At around 0800 this morning, I was planning a lazy day of hiding indoors where the AC would mitigate the expected 106F sizzle. I had
no intentions of going anywhere outside today without a damn good reason, and once the mercury hits triple digits, those are pretty hard to come by. So, whilst typing away at something surely meaningless here at my desk, and had just glanced out the window. Seeing that all was well, and the Parks crew had arrived and was cleaning up after yesterday's
inconsiderate jerks er ... citizens/park users. All was basically well with the world, even though it was already over 82F out there.
As I glanced back toward my screen, I heard an unaccountably loud crack outside, and looked out the window again, just in time to see a huge hunk of a grand-daddy oak tree hit the ground over at the park pavilion with one helluva wham. Needless to say, I hit the door at a dead run. Several tons of live oak had just come down exactly where these guys usually park their truck when they work.
By the time I made it across the street, I could see both guys standing under the pavilion canopy, looking stunned, but otherwise unhurt. Having a way with understatement, the youngest of the two looked at his companion and said, "Well. That sucks. Glad we moved the truck."
So, no panic, no harm, no foul, unless you count the two or three days it's going to take to finish felling the monster, or the death of the tree itself.

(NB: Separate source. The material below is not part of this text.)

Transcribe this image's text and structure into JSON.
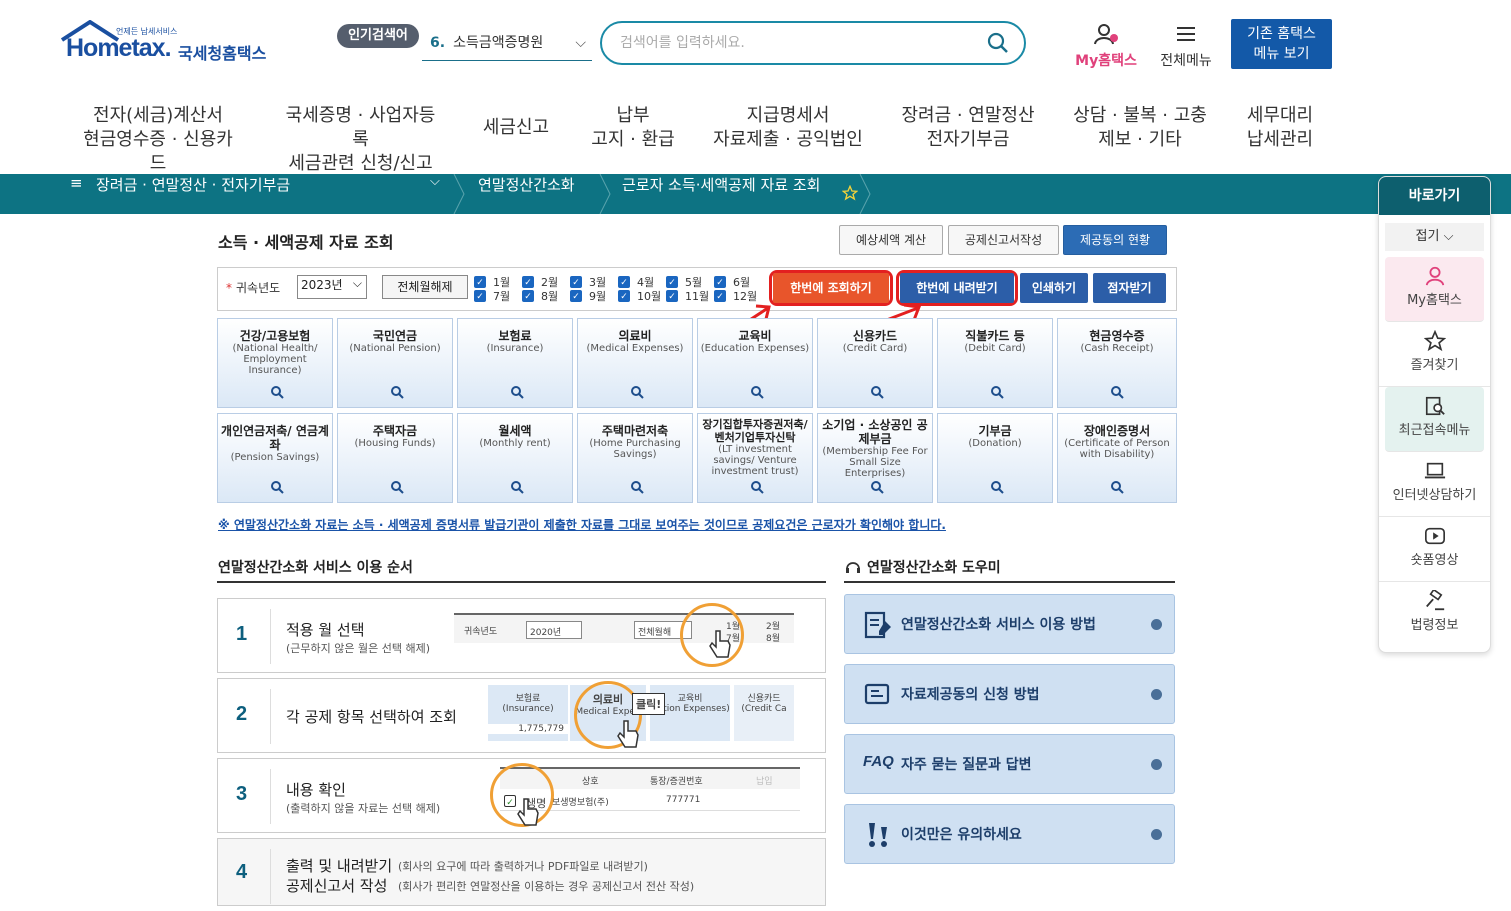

And as usual ... pictures ...
Right after it came down:
A very lucky Chevy:
The reason it came down:
The business end of the bough that fell:
Limbing out the other side:
They got most of it down and hauled off today. The remainder of the trunk still stands, although it's rotted hollow all the way down the middle, and probably into the roots. Monday is soon enough to drop that part. The weight is off, so the danger is mostly mitigated. In all likelihood this monster was actually killed back in 2000 when a winter ice storm took the tops out of a number of these old oaks. Once the tops were broken, their fates were sealed. Since then, they've hollowed out, and one by one, have succumbed to the ravages of time, rot, bugs and stifling summer heat.
Seems like somewhat of an ignominious end to a life that survived floods, droughts, both the first major fire in Paris, and then the big one of 1916, then endured the tornado in 1982 that levelled so much of the town.
I'd hate to have to try to count the number of birthdays, anniversaries, reunions, proposals, piñatas and gatherings of family, friends, sweethearts and the general happy mayhem of children running, laughing and shouting beneath the shade of its sheltering branches over the span of a century and a half.
I saved a couple of big hunks of it. Not sure what I'm going to make with them yet, but I sure hope it will be something more befitting and enduring than the fate of the rest of it. That being the grinder over at the municipal public mulch pit.
So ... that was my Friday. What's happening in your little corner of the world this weekend?